Ask Parvati 28: Enlightenment and Emotions – Part 2: Enlightenment Now

BY Parvati

(Continued from What Is Enlightenment?)
“Self-realization is the knowing – in body, mind and soul – that we are one with the omnipresence of God; that we do not have to pray that it come to us, that we are not merely near it at all times, but that God’s omnipresence is our omnipresence; that we are just as much a part of Him now as we ever will be. All we have to do is improve our knowing.” – Paramahamsa Yogananda
It is my understanding from my meditation practice, and from guidance from great teachers, that our state of unity with the One already exists, but we, for the most part, cannot see it because we are so busy, so caught up with our mind. This is why great masters tell us, it already is, that we can rest into the perfection of the now.
We on the other hand are used to identifying with our mind, to feeling that our ego is in control. We do not allow ourselves to trust and to let go. It is a bit like we are so focused on a tiny speck of cloud, thinking that it is the entire world, we miss the vastness of the sky and the infinite expanse of the universe. Amma describes this attachment to our ego so beautifully:
“Nobody likes to let go of the ego – it is so precious to everyone. However, once you have attained the state of egolessness, the world won’t disappear, as you may think it will. The world will continue, but a chance takes place within you. Something is uncovered. You start seeing everything with the wonder and innocence of a child.”
We know that we are evolving, and that through evolution, we change. So we know that change is part of the process of moving towards enlightenment. However, the greats tell us that enlightenment does not actually involve change in the way most of us would think it to mean.

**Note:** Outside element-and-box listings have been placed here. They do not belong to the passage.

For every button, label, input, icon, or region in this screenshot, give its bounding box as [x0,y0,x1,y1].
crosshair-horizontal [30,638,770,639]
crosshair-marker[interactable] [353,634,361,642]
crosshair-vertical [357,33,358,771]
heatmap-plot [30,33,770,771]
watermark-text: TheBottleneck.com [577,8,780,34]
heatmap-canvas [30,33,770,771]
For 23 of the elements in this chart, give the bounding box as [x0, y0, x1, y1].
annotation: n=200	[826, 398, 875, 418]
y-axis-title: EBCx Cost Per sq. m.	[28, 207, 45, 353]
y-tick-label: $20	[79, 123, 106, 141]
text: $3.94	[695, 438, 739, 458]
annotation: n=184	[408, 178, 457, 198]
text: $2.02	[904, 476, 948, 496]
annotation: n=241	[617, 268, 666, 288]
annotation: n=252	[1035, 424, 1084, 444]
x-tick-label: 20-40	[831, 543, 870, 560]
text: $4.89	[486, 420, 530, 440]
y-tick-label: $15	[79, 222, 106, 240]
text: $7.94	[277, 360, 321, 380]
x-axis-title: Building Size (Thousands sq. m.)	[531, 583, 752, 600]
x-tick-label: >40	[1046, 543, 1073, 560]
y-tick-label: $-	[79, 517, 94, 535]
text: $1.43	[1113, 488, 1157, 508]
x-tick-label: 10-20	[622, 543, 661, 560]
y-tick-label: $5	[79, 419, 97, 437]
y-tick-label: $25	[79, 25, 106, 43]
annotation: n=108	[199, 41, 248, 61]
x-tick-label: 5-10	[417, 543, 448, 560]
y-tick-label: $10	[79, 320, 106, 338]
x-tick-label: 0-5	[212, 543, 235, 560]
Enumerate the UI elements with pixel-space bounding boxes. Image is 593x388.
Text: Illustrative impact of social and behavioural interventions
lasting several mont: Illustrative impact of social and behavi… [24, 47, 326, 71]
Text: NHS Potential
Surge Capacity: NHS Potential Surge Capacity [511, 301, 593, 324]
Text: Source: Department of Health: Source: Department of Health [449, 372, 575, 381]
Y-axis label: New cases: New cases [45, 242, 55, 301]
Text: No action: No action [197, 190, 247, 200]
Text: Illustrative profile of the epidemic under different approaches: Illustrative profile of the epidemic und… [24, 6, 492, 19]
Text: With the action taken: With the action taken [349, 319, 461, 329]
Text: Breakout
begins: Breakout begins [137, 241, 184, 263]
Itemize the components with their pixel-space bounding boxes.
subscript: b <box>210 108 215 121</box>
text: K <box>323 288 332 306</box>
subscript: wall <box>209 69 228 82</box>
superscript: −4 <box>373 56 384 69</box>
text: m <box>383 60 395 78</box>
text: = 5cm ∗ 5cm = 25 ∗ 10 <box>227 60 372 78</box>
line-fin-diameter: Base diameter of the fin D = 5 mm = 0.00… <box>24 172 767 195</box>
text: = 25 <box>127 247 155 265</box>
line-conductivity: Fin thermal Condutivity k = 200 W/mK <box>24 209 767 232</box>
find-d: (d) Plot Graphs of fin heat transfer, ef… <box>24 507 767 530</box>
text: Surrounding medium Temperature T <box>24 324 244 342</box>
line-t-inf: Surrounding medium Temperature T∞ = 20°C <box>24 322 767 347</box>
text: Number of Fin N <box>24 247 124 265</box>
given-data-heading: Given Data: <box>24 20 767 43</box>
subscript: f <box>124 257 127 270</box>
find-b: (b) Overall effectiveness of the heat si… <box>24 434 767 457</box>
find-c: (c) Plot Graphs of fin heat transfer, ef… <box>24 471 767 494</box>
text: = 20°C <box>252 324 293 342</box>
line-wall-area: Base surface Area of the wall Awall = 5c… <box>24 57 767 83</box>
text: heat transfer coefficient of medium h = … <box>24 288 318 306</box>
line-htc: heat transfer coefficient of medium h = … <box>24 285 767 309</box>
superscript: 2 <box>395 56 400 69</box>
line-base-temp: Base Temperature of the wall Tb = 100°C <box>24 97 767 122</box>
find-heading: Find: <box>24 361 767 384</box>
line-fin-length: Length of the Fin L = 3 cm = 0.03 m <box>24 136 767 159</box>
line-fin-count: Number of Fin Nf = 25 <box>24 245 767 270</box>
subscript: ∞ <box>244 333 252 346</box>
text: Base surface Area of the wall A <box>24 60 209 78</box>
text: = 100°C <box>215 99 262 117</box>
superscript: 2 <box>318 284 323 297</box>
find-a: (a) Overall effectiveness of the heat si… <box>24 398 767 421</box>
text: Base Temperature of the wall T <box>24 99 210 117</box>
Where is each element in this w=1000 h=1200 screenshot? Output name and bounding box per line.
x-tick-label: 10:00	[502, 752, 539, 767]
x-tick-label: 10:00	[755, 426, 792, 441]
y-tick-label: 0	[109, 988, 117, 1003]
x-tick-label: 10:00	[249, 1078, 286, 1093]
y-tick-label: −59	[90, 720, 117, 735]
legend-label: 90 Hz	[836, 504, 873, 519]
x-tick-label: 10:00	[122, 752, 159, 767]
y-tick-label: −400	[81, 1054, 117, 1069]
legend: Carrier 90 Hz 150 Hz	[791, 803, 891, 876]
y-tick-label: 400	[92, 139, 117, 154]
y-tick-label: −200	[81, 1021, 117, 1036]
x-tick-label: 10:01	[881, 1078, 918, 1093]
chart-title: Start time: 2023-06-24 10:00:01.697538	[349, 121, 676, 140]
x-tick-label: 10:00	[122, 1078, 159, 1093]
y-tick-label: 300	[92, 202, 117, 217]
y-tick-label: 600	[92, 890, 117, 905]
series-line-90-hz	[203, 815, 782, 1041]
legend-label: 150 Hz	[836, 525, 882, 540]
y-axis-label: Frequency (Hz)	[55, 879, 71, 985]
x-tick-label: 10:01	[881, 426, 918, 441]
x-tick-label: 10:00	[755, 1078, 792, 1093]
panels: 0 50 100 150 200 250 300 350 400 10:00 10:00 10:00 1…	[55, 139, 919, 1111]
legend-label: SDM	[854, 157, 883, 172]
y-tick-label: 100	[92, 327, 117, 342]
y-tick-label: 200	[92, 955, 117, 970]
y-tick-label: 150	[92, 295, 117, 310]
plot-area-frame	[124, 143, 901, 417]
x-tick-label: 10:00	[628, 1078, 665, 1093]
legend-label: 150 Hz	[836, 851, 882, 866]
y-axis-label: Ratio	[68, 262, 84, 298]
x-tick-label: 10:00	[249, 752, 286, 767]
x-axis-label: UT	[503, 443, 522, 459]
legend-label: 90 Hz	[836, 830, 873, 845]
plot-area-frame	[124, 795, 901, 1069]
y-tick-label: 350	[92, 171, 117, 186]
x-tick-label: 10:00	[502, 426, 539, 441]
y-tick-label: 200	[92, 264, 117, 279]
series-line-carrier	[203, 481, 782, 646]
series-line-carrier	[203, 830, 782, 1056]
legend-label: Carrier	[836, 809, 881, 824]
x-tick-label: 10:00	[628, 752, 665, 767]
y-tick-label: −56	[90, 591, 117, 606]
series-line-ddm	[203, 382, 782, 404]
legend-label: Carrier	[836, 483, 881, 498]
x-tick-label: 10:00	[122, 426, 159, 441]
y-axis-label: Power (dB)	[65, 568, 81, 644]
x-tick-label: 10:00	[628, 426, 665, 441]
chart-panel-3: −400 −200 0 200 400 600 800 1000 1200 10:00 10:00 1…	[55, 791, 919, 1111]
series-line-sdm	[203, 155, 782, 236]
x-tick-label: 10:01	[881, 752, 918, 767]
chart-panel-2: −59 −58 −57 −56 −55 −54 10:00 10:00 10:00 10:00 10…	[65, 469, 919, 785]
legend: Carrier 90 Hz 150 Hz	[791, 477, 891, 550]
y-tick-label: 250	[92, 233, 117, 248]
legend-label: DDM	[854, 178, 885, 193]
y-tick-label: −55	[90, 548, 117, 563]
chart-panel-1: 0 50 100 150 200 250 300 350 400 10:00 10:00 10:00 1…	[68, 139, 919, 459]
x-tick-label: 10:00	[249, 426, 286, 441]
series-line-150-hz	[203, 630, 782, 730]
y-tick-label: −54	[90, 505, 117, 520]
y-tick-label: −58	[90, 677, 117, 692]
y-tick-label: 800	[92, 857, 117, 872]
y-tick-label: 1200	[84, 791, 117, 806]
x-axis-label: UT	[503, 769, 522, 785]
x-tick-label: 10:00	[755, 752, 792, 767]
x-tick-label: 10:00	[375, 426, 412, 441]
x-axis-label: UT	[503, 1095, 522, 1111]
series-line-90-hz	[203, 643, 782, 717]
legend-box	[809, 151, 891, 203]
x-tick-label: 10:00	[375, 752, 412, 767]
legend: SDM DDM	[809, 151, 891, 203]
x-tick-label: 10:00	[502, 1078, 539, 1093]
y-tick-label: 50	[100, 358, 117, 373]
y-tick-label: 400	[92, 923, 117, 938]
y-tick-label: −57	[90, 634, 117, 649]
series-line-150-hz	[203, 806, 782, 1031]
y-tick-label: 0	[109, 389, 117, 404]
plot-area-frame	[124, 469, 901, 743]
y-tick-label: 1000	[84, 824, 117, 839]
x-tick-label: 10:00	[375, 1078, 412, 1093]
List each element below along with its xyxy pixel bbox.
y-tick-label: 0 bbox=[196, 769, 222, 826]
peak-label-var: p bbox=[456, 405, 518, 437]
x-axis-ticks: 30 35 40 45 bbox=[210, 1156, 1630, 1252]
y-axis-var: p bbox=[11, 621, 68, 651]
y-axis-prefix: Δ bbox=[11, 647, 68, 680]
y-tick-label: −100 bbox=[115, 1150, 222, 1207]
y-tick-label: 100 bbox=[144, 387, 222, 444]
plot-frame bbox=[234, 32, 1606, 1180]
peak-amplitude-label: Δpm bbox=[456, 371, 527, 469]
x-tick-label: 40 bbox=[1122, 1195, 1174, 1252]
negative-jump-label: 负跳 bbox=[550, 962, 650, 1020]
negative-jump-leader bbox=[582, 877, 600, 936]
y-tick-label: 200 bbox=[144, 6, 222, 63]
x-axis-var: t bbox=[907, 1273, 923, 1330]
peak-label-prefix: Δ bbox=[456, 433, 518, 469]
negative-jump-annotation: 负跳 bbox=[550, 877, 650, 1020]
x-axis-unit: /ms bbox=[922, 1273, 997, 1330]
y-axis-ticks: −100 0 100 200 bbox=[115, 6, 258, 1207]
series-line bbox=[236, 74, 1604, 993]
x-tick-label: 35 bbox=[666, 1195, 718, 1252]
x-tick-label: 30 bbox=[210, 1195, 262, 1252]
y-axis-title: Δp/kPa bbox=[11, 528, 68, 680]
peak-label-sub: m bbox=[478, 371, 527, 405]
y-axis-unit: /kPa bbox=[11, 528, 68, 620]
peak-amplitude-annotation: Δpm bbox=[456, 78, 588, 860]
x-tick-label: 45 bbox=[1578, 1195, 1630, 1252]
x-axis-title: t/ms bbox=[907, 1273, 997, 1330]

Most of us see change as to mean “be other than you are”, a sort of moving away from and moving towards something else. Yet the enlightened masters tell us that what we seek does not exist “out there”, but only in the infinite expanse of the now. We are told that what we seek is already here. We are told that what we are is already perfection. Great teachers like Eckhart Tolle say, “You find God the moment you realize that you don’t need to seek God.”
Those kinds of thoughts can quickly become mentally confusing. Like the famous Zen koan by the Japanese teacher Hakuin Ekaky, “Two hands clap and there is a sound. What is the sound of one hand?” designed to throw a wrench in the mind’s sense of control, statement from the enlightened can leave us feeling confused, our minds reeling. For example, how can we become enlightened and also not change?
Most of us who are seeking to better ourselves or who consider enlightenment as a goal know that we have bad habits that must be overcome in order for us to evolve. In Sanskrit, teachers refer to these as our “vasanas”, our negative tendencies. We know we get ourselves into painful situations and we would like to stop doing so. So how can we already be in a state of perfection?
It seems that most of us get caught up in “wanting” to be other than we are, and therein lies the rub. We “want” to be free. We “want” to be happy. We “want” enlightenment. We “want” to have fewer emotional reactions or more emotional connection, so we live with anticipations and expectations, in dissonance with the fullness of the present moment. How many of us know how to let go and be with what actually is, now?
Eckhart Tolle says, “Life is now. There was never a time when your life was not now, nor will there ever be.”
In previous blog entries, I have explored the idea of non-resistance to what is, in many different ways. If we are to move into an enlightened state and flow with emotions with wisdom compassion, we must practice this.
We tend to live in a push/pull dynamic, resisting what is because we deem it “bad”, or we grab onto it because we deem it “good”. This is what the mind does. It divides. It categorizes. It tries to control, so that we feel important. But we are told that enlightenment is beyond the mind, so we know that somehow, the mind, our thoughts and our ego interfere with the experience of enlightenment.
We speak of the mind easily, as though we understand what it is. But what is the mind? How does it interfere with our evolutionary journey towards the One? And how do we get beyond it?